Topological quantum field theory of three-dimensional bosonic Abelian-symmetry-protected topological phases

TL;DR

The paper develops a 3D TQFT description for bosonic SPT phases with unitary Abelian symmetry, showing that bulk excitations remain trivial while symmetry acts nontrivially on the partition function. Starting from a GL action for $G=\mathbb{Z}_{N_1}\times\mathbb{Z}_{N_2}$, it identifies a novel topological term with quantized coefficient $p$ that classifies distinct SPTs in accord with group cohomology; dualization yields a BF-type TQFT with a higher-order interaction $a^1\wedge a^2\wedge d a^2$, and the framework clarifies how to implement symmetry, gauge structure, and domain-wall physics.

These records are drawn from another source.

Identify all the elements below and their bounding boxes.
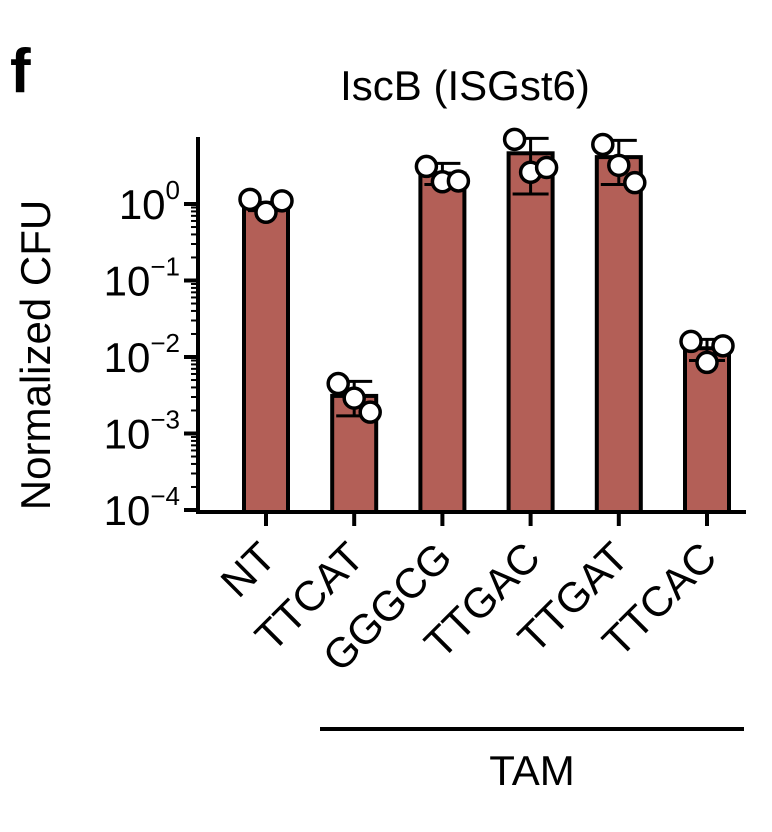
y-tick-label: 100: [119, 175, 180, 228]
x-tick-label: NT: [212, 533, 285, 606]
data-point: [326, 371, 350, 396]
data-point: [679, 329, 703, 354]
bar-nt: [242, 203, 290, 515]
data-point: [534, 155, 559, 180]
bars: [242, 151, 731, 515]
data-point: [358, 400, 382, 424]
data-point: [414, 154, 439, 179]
data-point: [270, 189, 294, 213]
y-tick-label: 10−3: [104, 405, 180, 458]
data-point: [607, 153, 631, 178]
y-tick-label: 10−2: [104, 328, 180, 381]
error-bars: [248, 136, 725, 418]
data-point: [446, 169, 471, 193]
group-label: TAM: [489, 747, 575, 794]
data-points: [238, 127, 735, 424]
data-point: [711, 334, 735, 358]
chart-title: IscB (ISGst6): [340, 62, 590, 109]
data-point: [591, 132, 615, 157]
panel-label: f: [10, 37, 31, 106]
bar-ttgat: [594, 155, 643, 514]
y-tick-label: 10−1: [104, 252, 180, 305]
data-point: [502, 127, 527, 152]
y-ticks: 100 10−1 10−2 10−3 10−4: [104, 175, 198, 534]
data-point: [254, 200, 278, 225]
bar-gggcg: [418, 171, 467, 514]
y-axis-label: Normalized CFU: [12, 200, 59, 510]
data-point: [695, 350, 719, 375]
data-point: [623, 170, 647, 195]
data-point: [238, 187, 262, 212]
data-point: [342, 386, 366, 410]
bar-ttgac: [506, 151, 555, 515]
y-tick-label: 10−4: [104, 481, 180, 534]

The work extends to more general Abelian symmetries, including multiple $\mathbb{Z}_N$ factors and $\mathrm{U}(1)$ components, reproducing the full group-cohomology classifications via TQFTs and connecting to decorated-domain-wall constructions and (conjecturally) 3-loop statistics upon gauging. Together, these results provide a continuum, gauge-theoretic description of 3D SPTs that complements lattice group-cohomology approaches and informs boundary constructions and SET extensions.

Abstract

Symmetry-protected topological phases (SPT) are short-range entangled gapped states protected by global symmetry. Nontrivial SPT phases cannot be adiabatically connected to the trivial disordered state(or atomic insulator) as long as certain global symmetry $G$ is unbroken. At low energies, most of two-dimensional SPTs with Abelian symmetry can be described by topological quantum field theory (TQFT) of multi-component Chern-Simons type. However, in contrast to the fractional quantum Hall effect where TQFT can give rise to interesting bulk anyons, TQFT for SPTs only supports trivial bulk excitations. The essential question in TQFT descriptions for SPTs is to understand how the global symmetry is implemented in the partition function. In this paper, we systematically study TQFT of three-dimensional SPTs with unitary Abelian symmetry (e.g., $\mathbb{Z}_{N_1}\times\mathbb{Z}_{N_2}\times\cdots$). In addition to the usual multi-component $BF$ topological term at level-$1$, we find that there are new topological terms with quantized coefficients (e.g., $a^1\wedge a^2\wedge d a^2$ and $a^1\wedge a^2\wedge a^3\wedge a^4$) in TQFT actions, where $a^{1},a^2,\cdots$ are 1-form U(1) gauge fields. These additional topological terms cannot be adiabatically turned off as long as $G$ is unbroken. By investigating symmetry transformations for the TQFT partition function, we end up with the classification of SPTs that is consistent with the well-known group cohomology approach. We also discuss how to gauge the global symmetry and possible TQFT descriptions of Dijkgraaf-Witten gauge theory.

Figures (2)

• Figure 1: (Color online) Bosonic wormhole effect as a physical mechanism of SPT phases with $\prod^2_I \mathbb{Z}_{N_I}$ symmetry. (a) A $\mathbb{Z}_{N_1}$ symmetry domain wall "$\mathcal{D}(\mathbb{Z}_{N_1})$" and a $\mathbb{Z}_{N_2}$ symmetry domain wall "$\mathcal{D}(\mathbb{Z}_{N_2})$" intersect along a closed loop "$\mathcal{C}$" (only a segment is shown due to the limited space). (b) shows the bosonic wormhole effect induced by intersections of symmetry domain walls. Each intercepting line forms a closed loop in the bulk, but some of them may form open strings and end at two 2D boundaries between which the bulk is sandwiched. Along such an open string $\mathcal{C}$ (the line with arrow), $\mathbb{Z}_{N_2}$ symmetry charge $\mathcal{Q}$ is pumped from the endpoint on the lower boundary to the endpoint on the upper boundary. See main text for more detailed explanation.
• Figure 2: (Color online) Illustration of gauge-invariant operators introduced in Sec. \ref{['sec:gauge']}. (a) The Wilson loop operator $e^{i\int_{\mathcal{M}^1} a^I}$. (b) The operator formed by $\exp\{i\int_{\mathcal{M}^2} b^I-i2\pi p\int_{\mathcal{V}^3} \epsilon^{IJ3}a^J\wedge \,d a^2\}$ where $\mathcal{M}^2=\partial \mathcal{V}^3$. In (b), the cube represents $\mathcal{V}^3$ and its surface represents $\mathcal{M}^2$. The star symbols in (b) represent nonzero contributions of the "Chern-Simons density" $\int_{\mathcal{V}^3} \epsilon^{IJ3}a^J\wedge \,d a^2$ in $\mathcal{V}^3$.